I wanted to make the summit, so he could finally summit too. I carried a little note and picture of him in my pocket. That surely added a little pep to my step. Well, not so peppy, but you get the idea! I trudged on. Haha.
Getting to the cave was a sigh of relief, I felt like it meant I was basically there. For about 20 minutes, we refueled our bodies with juice, oreos and snickers. One highlight of the mountain, is you can eat all the cookies and chocolates you want, yippee!! My fruit pouch was frozen so I put it in a pocket closer to my body for later. We took out all the non-essentials from our backpack and left them here, to go as light as possible for the last stretch.
From the cave, there’s a snowy, icy climb for about an hour, until you reach the “Filo de guanaco” for another hour. Here, I knew the end was in sight, and I felt my steps lighter and my tummy fluttering with butterflies. It was all about to be true!!! True to Aconcagua form, the clouds were starting to form, so I knew it was just a matter of time before the mountain closed and the storm set in. I hurried, I wanted to beat the cloud. I wanted to see that view. I wanted to see the south ridge. And of course, I wanted to take a damn picture! Haha.
The last 20 meters, tears flowed from my eyes, until I reached the top and my heaving chest was overflowing with emotion. My glistening eyes darted from one side to the other, what does the world look like at 6962m / 22,842m?! I felt so blessed, so grateful. To see this world from that perspective is one that I appreciate with every ounce of my being. I was above the clouds, with the black, snow covered mountains below, the magnificent and admirable south face behind me… I may have been on top of the Americas… but I felt on top of this world.
For as proud as I felt that my legs, my body, my mind could push me to the top, upon arrival, the mountains reminded me what they always do. Indeed, we as a human race are truly amazing, but we are little pieces in this world.
Standing on top of the tallest mountain in the Western Hemisphere, I was a simple dot in the vastness of Mother Nature. It’s a beautifully humbling experience that puts me, and this world, in our respective places.
This world is perfect, nature is perfect, and I will continue to play my role in leaving a positive footprint. It gives me the drive to keep achieving, keep exploring, and keep adventuring.
A reminder that nature is bigger than us was the clouds creeping up. We took our pictures and I left a piece of my Uncle Pete in the little box on the top, letting him finally summit the mountain that was his dream.

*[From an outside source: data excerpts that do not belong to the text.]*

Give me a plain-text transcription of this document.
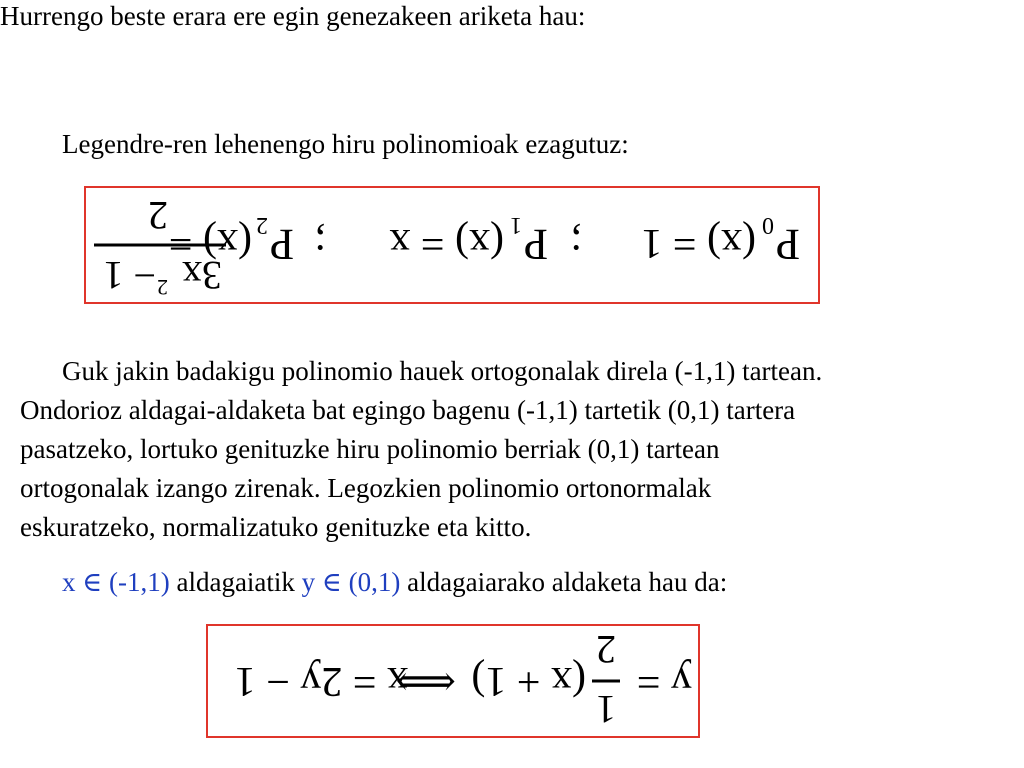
Hurrengo beste erara ere egin genezakeen ariketa hau:
Legendre-ren lehenengo hiru polinomioak ezagutuz:
P
0
(x) = 1
;
P
1
(x) = x
;
P
2
(x) =
2
3x
2
− 1
Guk jakin badakigu polinomio hauek ortogonalak direla (-1,1) tartean.
Ondorioz aldagai-aldaketa bat egingo bagenu (-1,1) tartetik (0,1) tartera
pasatzeko, lortuko genituzke hiru polinomio berriak (0,1) tartean
ortogonalak izango zirenak. Legozkien polinomio ortonormalak
eskuratzeko, normalizatuko genituzke eta kitto.
x ∈ (-1,1) aldagaiatik y ∈ (0,1) aldagaiarako aldaketa hau da:
y =
2
1
(x + 1)
⟺
x = 2y − 1
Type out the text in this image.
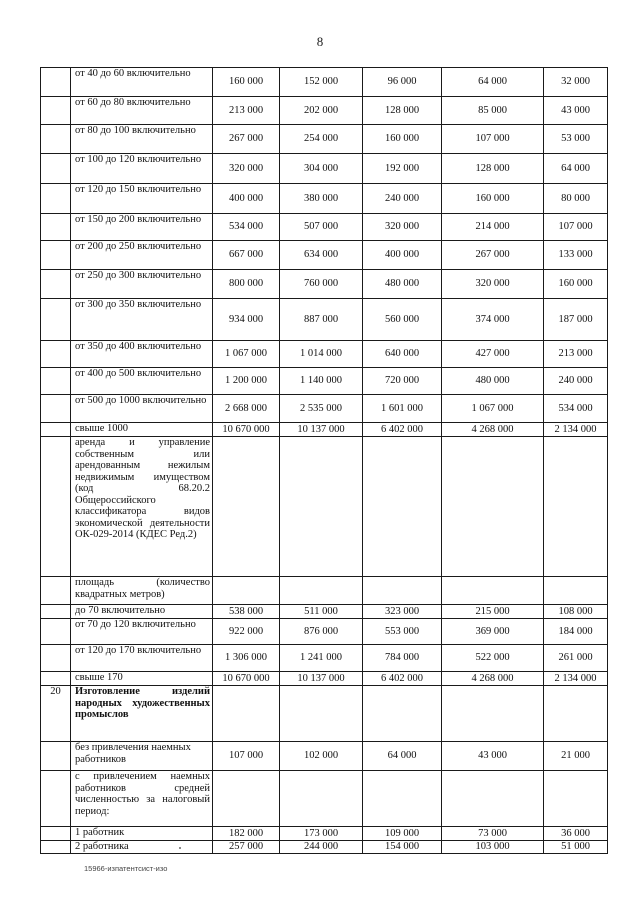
8
	от 40 до 60 включительно	160 000	152 000	96 000	64 000	32 000
	от 60 до 80 включительно	213 000	202 000	128 000	85 000	43 000
	от 80 до 100 включительно	267 000	254 000	160 000	107 000	53 000
	от 100 до 120 включительно	320 000	304 000	192 000	128 000	64 000
	от 120 до 150 включительно	400 000	380 000	240 000	160 000	80 000
	от 150 до 200 включительно	534 000	507 000	320 000	214 000	107 000
	от 200 до 250 включительно	667 000	634 000	400 000	267 000	133 000
	от 250 до 300 включительно	800 000	760 000	480 000	320 000	160 000
	от 300 до 350 включительно	934 000	887 000	560 000	374 000	187 000
	от 350 до 400 включительно	1 067 000	1 014 000	640 000	427 000	213 000
	от 400 до 500 включительно	1 200 000	1 140 000	720 000	480 000	240 000
	от 500 до 1000 включительно	2 668 000	2 535 000	1 601 000	1 067 000	534 000
	свыше 1000	10 670 000	10 137 000	6 402 000	4 268 000	2 134 000
	аренда и управление собственным или арендованным нежилым недвижимым имуществом (код 68.20.2 Общероссийского классификатора видов экономической деятельности ОК-029-2014 (КДЕС Ред.2)					
	площадь (количество квадратных метров)					
	до 70 включительно	538 000	511 000	323 000	215 000	108 000
	от 70 до 120 включительно	922 000	876 000	553 000	369 000	184 000
	от 120 до 170 включительно	1 306 000	1 241 000	784 000	522 000	261 000
	свыше 170	10 670 000	10 137 000	6 402 000	4 268 000	2 134 000
20	Изготовление изделий народных художественных промыслов					
	без привлечения наемных работников	107 000	102 000	64 000	43 000	21 000
	с привлечением наемных работников средней численностью за налоговый период:					
	1 работник	182 000	173 000	109 000	73 000	36 000
	2 работника	257 000	244 000	154 000	103 000	51 000
15966-изпатентсист-изо
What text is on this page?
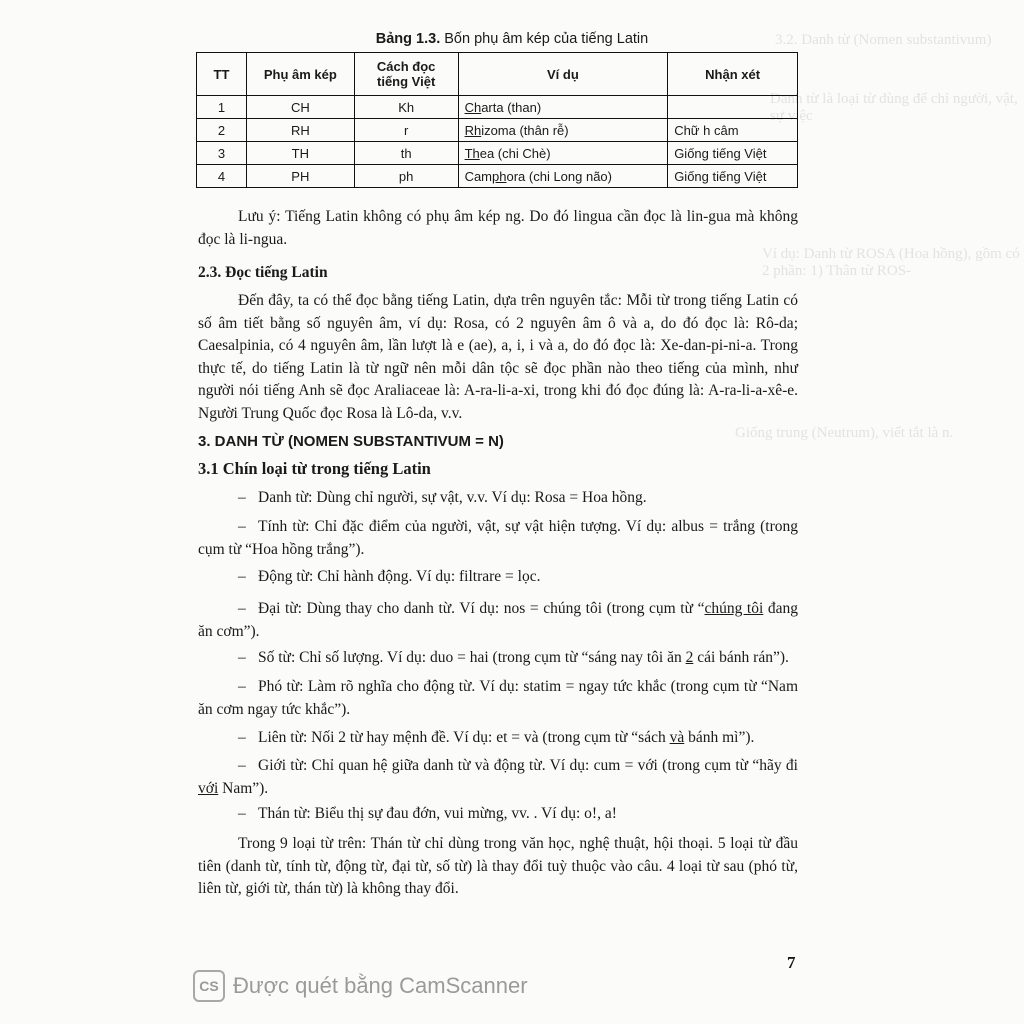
3.2. Danh từ (Nomen substantivum)
Danh từ là loại từ dùng để chỉ người, vật, sự việc
Ví dụ: Danh từ ROSA (Hoa hồng), gồm có 2 phần: 1) Thân từ ROS-
Giống trung (Neutrum), viết tắt là n.
Bảng 1.3. Bốn phụ âm kép của tiếng Latin
TT	Phụ âm kép	Cách đọc tiếng Việt	Ví dụ	Nhận xét
1	CH	Kh	Charta (than)	
2	RH	r	Rhizoma (thân rễ)	Chữ h câm
3	TH	th	Thea (chi Chè)	Giống tiếng Việt
4	PH	ph	Camphora (chi Long não)	Giống tiếng Việt

Lưu ý: Tiếng Latin không có phụ âm kép ng. Do đó lingua cần đọc là lin-gua mà không đọc là li-ngua.

2.3. Đọc tiếng Latin

Đến đây, ta có thể đọc bằng tiếng Latin, dựa trên nguyên tắc: Mỗi từ trong tiếng Latin có số âm tiết bằng số nguyên âm, ví dụ: Rosa, có 2 nguyên âm ô và a, do đó đọc là: Rô-da; Caesalpinia, có 4 nguyên âm, lần lượt là e (ae), a, i, i và a, do đó đọc là: Xe-dan-pi-ni-a. Trong thực tế, do tiếng Latin là từ ngữ nên mỗi dân tộc sẽ đọc phần nào theo tiếng của mình, như người nói tiếng Anh sẽ đọc Araliaceae là: A-ra-li-a-xi, trong khi đó đọc đúng là: A-ra-li-a-xê-e. Người Trung Quốc đọc Rosa là Lô-da, v.v.

3. DANH TỪ (NOMEN SUBSTANTIVUM = N)

3.1 Chín loại từ trong tiếng Latin

– Danh từ: Dùng chỉ người, sự vật, v.v. Ví dụ: Rosa = Hoa hồng.

– Tính từ: Chỉ đặc điểm của người, vật, sự vật hiện tượng. Ví dụ: albus = trắng (trong cụm từ “Hoa hồng trắng”).

– Động từ: Chỉ hành động. Ví dụ: filtrare = lọc.

– Đại từ: Dùng thay cho danh từ. Ví dụ: nos = chúng tôi (trong cụm từ “chúng tôi đang ăn cơm”).

– Số từ: Chỉ số lượng. Ví dụ: duo = hai (trong cụm từ “sáng nay tôi ăn 2 cái bánh rán”).

– Phó từ: Làm rõ nghĩa cho động từ. Ví dụ: statim = ngay tức khắc (trong cụm từ “Nam ăn cơm ngay tức khắc”).

– Liên từ: Nối 2 từ hay mệnh đề. Ví dụ: et = và (trong cụm từ “sách và bánh mì”).

– Giới từ: Chỉ quan hệ giữa danh từ và động từ. Ví dụ: cum = với (trong cụm từ “hãy đi với Nam”).

– Thán từ: Biểu thị sự đau đớn, vui mừng, vv. . Ví dụ: o!, a!

Trong 9 loại từ trên: Thán từ chỉ dùng trong văn học, nghệ thuật, hội thoại. 5 loại từ đầu tiên (danh từ, tính từ, động từ, đại từ, số từ) là thay đổi tuỳ thuộc vào câu. 4 loại từ sau (phó từ, liên từ, giới từ, thán từ) là không thay đổi.

7
CS Được quét bằng CamScanner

We boogied on down and the mountain closed during our climb down. We got back into camp, ate some food and I slept, so happy, until the next day.
A long goodbye
From Colera, we woke up the next morning and more leisurely took down camp so we could head back to basecamp, where we received hugs and inquiries about our summit from those who were eagerly looking up at the mountain and dreaming just like I was a week before. In the night, my friend Luciano, an amazing Aconcagua guide, gifted me a bottle of wine and we of course, we had pizza at the restaurant and chatted for hours before calling it a night. Ooooh, what a reward of the reward!!
From Basecamp, it’s a long 22 miles / 25 km back out of the valley. The last 2 hours, my toes started hurting, my legs stiffening up, and when we finally saw the car, it was almost as good as when I first saw the summit. Oh, thank the heavens.
Aconcagua, all I can say, is THANK YOU, for letting me see your summit!!!